In crafting the ACA, lawmakers set up the rebate system as a backstop to prevent insurers from gaming the plans for financial benefit. Since insurers set premiums one year in advance, if they overestimate medical costs and set premiums too high, rebates prevent them from keeping all the difference as profit.
However, the rebate arrangement isn’t universally popular. Some free-market advocates argue the MLR rule incentivizes payers to increase their premiums, while other stakeholders have aired concerns about subsidized enrollees profiting off the coverage. Since rebate checks are based on a plans’ full cost, enrollees that receive financial assistance may receive a higher rebate than what they paid for their plan.

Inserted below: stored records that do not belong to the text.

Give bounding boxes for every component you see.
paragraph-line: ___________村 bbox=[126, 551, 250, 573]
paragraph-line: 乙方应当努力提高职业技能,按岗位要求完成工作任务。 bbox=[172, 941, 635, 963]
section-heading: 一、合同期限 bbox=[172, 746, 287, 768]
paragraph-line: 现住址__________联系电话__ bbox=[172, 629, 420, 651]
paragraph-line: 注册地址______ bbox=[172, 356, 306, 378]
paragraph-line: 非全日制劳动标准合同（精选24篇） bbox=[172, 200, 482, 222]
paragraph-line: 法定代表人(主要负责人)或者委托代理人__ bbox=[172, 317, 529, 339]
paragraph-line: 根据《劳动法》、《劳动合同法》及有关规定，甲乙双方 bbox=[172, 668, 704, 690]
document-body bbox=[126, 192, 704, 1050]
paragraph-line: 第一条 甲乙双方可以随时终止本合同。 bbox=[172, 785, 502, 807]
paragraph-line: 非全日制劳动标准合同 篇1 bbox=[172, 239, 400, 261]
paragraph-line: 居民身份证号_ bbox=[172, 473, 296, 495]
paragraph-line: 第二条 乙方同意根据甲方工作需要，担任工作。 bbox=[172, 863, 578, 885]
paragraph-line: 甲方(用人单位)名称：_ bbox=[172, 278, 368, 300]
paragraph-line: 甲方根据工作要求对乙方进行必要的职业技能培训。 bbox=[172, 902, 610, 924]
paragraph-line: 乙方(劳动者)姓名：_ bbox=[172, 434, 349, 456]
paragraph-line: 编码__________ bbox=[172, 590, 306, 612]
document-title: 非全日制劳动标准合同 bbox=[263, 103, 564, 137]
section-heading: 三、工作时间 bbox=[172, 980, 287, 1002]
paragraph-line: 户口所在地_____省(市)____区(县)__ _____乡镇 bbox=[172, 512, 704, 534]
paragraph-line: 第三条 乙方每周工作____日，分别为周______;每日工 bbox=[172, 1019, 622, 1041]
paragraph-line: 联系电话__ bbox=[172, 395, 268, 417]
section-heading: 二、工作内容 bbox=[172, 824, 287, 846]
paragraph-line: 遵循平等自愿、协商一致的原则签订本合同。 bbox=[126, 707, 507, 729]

Health policy think tank KFF analyzed preliminary data from insurers to estimate rebates for 2024. Rebates are based on a three-year average, so rebates paid this year are comprised of insurers’ financial information from 2021 through 2023.
Insurers’ total rebates could reach $13B if 2024 data comes through as expected
Rebates were first sent to consumers in 2012, based on marketplace performance in 2011 — the first year of the individual market, before many of the ACA’s provisions had taken effect. Rebates have trended up since as more consumers join the exchanges, but spiked after 2017 and 2018, after payers increased their premiums drastically those years.
This year’s rebates are shaking out to be similar to those in 2022 and 2023, but fall well short of rebates issued in 2020 and 2021 during the height of the coronavirus pandemic. Many Americans delayed medical care due to COVID-19, resulting in fewer claims and sending insurers’ profits skyrocketing. Rebates also grew as a result, researchers say.
KFF stressed final rebates could be higher or lower than its estimate. Last year, for example, researchers said payers were set to issue $1.1 billion in rebates, but they only ended up shelling out about $947 million.
Rebates in the billion-dollar range seem like a windfall for members of ACA plans. However, most people don’t receive rebates, as the majority of plans normally meet or exceed the MLR threshold. Last year, rebates were issued to roughly 5.8 million people of the 18 million purchasers of marketplace plans that year.
And the rebates pale in comparison to payers’ recent profits. One insurer alone — market giant UnitedHealth — brought in profits more than twenty times above the estimated rebate burden of all insurers last year.
Despite ongoing political turmoil over the ACA, insurers have invested heavily in building out their plan offerings as more Americans turn to the exchanges for coverage.
ACA coverage reached a record 21.3 million people by the end of open enrollment earlier this year, thanks to more generous premium subsidies for the plans. In addition, people losing Medicaid coverage as states continue rechecking eligibility for the safety-net insurance program has driven growth in the ACA rolls.